Evaluates vital functions
The Apgar score is a rating system that evaluates a newborn’s vital functions at one minute and again after five minutes. The baby’s heart rate, respiratory effort, muscle tone, reflex response and colour are recorded with a number between zero and 2 [2 being the strongest rating]. The numbers are totalled and 10 is considered a perfect score, though it is rarely achieved. Babies with a score of 7 to 10 are given routine newborn care. Infants with a score of 6 or under are likely to have some serious problem that needs immediate medical intervention. A score of 3 or below is considered critically low. The babies with such low scores are taken to the neonatal intensive care unit for more testing.
‘Apgar’ was developed by Dr. Virginia Apgar in 1952 and now is used in modern hospitals worldwide.
Some children with a low Apgar score eventually catch up with developmental milestones, while others do not. Those who do not, may end up with subtle deficits in cognitive functions that are only detectable as the child grows older.

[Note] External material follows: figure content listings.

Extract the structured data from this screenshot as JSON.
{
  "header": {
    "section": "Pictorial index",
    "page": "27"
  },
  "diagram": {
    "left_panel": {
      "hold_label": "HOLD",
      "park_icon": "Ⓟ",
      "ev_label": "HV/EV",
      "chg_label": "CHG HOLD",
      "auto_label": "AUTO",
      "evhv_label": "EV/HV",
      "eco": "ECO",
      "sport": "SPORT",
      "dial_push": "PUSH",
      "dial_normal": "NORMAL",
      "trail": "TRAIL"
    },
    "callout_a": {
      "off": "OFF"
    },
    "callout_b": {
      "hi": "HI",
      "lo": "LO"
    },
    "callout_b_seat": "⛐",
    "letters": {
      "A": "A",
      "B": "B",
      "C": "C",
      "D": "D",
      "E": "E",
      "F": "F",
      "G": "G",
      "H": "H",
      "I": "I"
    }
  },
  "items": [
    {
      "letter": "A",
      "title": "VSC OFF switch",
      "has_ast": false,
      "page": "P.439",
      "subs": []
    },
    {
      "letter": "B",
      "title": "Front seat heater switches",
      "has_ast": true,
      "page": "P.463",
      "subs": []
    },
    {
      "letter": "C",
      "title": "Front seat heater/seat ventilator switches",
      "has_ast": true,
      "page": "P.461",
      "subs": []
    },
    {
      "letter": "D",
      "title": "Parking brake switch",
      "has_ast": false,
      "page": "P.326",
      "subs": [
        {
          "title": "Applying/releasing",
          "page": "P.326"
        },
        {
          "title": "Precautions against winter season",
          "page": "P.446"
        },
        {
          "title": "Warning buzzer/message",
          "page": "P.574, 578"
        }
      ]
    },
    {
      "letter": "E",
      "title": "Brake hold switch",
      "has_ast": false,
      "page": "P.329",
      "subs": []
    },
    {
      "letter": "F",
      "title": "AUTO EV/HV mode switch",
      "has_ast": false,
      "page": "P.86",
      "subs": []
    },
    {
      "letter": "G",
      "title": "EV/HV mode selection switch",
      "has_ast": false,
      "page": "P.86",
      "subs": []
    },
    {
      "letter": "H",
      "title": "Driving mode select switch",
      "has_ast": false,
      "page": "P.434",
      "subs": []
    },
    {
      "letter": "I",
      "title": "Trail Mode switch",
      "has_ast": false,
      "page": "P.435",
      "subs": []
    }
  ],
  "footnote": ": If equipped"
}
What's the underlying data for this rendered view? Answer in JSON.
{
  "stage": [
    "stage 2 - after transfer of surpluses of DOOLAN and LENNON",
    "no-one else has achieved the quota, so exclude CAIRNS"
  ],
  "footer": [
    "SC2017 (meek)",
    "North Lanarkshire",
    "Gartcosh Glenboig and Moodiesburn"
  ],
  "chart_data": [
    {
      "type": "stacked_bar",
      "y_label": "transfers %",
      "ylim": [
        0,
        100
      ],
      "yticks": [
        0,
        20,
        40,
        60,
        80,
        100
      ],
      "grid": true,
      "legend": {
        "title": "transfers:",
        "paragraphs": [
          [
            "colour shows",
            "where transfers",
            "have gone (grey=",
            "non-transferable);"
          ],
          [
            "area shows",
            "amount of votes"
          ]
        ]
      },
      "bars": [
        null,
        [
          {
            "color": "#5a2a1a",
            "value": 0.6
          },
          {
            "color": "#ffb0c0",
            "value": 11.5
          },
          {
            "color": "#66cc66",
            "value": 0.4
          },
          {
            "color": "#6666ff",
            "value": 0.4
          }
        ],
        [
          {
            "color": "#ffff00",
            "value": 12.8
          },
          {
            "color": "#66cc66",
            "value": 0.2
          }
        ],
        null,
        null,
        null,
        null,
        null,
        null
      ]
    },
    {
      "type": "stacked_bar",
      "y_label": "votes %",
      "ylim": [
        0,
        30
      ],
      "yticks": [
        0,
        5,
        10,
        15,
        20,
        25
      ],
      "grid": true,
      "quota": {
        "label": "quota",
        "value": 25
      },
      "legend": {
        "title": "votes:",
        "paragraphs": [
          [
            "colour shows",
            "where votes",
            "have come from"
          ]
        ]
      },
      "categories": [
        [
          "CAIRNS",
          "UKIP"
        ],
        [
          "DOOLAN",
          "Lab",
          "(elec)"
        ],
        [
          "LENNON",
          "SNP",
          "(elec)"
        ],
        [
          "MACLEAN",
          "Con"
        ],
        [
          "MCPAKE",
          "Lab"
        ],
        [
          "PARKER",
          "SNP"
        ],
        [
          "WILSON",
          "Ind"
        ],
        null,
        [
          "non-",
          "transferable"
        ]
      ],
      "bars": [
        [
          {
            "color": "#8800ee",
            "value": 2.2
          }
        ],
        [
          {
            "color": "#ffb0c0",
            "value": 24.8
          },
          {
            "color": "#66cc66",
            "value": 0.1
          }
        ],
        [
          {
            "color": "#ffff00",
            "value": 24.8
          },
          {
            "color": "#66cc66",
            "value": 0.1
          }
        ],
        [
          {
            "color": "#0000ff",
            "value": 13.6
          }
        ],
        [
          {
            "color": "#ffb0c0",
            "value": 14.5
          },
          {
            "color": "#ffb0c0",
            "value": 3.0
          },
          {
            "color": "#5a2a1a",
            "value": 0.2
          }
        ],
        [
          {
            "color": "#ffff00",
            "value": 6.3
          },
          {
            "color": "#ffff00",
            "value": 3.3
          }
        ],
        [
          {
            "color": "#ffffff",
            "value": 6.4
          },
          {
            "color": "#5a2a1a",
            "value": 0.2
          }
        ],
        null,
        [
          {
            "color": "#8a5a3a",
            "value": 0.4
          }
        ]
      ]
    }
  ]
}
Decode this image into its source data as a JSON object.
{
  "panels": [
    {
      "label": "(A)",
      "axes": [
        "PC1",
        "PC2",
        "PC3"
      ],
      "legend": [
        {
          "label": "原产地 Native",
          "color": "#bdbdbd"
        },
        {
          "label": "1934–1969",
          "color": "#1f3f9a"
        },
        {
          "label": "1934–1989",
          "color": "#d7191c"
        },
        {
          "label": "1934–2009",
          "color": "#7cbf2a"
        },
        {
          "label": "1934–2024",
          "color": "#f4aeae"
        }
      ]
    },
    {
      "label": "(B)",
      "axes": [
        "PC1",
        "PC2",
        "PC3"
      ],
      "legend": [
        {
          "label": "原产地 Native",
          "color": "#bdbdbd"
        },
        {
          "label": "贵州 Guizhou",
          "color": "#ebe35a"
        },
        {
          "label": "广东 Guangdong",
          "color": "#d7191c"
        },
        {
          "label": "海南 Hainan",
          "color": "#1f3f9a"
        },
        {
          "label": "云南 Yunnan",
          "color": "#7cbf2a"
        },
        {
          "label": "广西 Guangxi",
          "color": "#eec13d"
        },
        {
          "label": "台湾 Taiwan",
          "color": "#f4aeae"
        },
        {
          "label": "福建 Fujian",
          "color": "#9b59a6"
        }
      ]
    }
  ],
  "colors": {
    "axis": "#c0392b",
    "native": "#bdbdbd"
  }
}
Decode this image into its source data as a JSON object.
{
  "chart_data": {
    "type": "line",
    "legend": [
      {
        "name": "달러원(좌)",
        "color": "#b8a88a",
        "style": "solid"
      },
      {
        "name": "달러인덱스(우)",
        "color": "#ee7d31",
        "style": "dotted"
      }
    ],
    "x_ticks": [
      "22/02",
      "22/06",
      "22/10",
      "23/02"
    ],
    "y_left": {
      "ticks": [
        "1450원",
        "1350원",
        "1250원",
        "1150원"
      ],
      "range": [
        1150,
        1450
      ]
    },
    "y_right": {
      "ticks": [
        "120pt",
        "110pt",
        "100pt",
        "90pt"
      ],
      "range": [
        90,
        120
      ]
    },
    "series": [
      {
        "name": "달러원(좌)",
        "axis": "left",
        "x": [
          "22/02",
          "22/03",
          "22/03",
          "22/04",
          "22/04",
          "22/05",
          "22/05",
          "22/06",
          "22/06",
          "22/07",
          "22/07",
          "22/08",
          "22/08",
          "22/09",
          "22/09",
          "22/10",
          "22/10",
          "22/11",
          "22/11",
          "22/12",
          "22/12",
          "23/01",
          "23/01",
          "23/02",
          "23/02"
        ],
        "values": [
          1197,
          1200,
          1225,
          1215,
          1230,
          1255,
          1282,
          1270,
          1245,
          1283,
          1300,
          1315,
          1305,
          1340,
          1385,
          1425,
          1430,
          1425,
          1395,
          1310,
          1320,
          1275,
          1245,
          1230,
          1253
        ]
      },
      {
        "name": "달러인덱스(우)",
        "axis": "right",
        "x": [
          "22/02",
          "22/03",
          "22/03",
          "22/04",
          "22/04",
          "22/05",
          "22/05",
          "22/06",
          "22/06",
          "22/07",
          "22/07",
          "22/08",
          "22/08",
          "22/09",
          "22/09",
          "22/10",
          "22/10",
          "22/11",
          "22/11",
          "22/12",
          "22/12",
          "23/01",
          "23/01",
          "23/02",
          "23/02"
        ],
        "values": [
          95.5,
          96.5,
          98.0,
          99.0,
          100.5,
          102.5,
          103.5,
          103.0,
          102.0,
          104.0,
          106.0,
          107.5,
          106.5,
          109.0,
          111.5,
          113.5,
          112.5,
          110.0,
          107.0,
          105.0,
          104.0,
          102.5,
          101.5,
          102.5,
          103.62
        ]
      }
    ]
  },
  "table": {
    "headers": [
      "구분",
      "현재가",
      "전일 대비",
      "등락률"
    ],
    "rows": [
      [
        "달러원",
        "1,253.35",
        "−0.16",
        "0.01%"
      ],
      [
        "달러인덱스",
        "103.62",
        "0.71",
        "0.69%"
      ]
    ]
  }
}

However, it was Dr. Andrea Stuart of Sweden who said “it is not the Apgar score in itself that leads to lower cognitive abilities. It is the reasons leading to a low Apgar score that might have an impact on future brain function”. Several prenatal factors can impact on infant’s health and physical condition. For example, pre-term delivery, low birth weight, asphyxiation, maternal drug use and infections. These can all lead to a low Apgar score, which can then impact the baby’s cognitive development.
The first six years of a child’s life are very important. The intellectual development of the child is most rapid during this period than at any other stage in life. It is between ages five and six that thinking skills progress in a more predictable sequence. The developing sensory and motor systems are the foundations for development of verbal and abstract thought. Skills such as reading and writing require complete co-ordination of these systems, and children who have not achieved sufficient sensory motor integration, will experience learning difficulties leading to academic challenges.
Many factors influence the way the brain develops and we have little control over it. If there is enough awareness about the Apgar score then it will be possible to identify children who are likely to be at “risk”. Such children should be followed very closely and carefully assessed as they grow older. When the parent is alert to the significance of Apgar score, then he will not waste precious time in “wait and see” adage. He can seek professional help. Intervention in the form of stimulation and therapy may be started at the earliest and later one may think about remedial education so that the child benefits the most.
Remember, delayed acquisition of motor skills, language difficulties, perceptual problems and poor social skills are early markers that are suggestive of the possibility of later problems.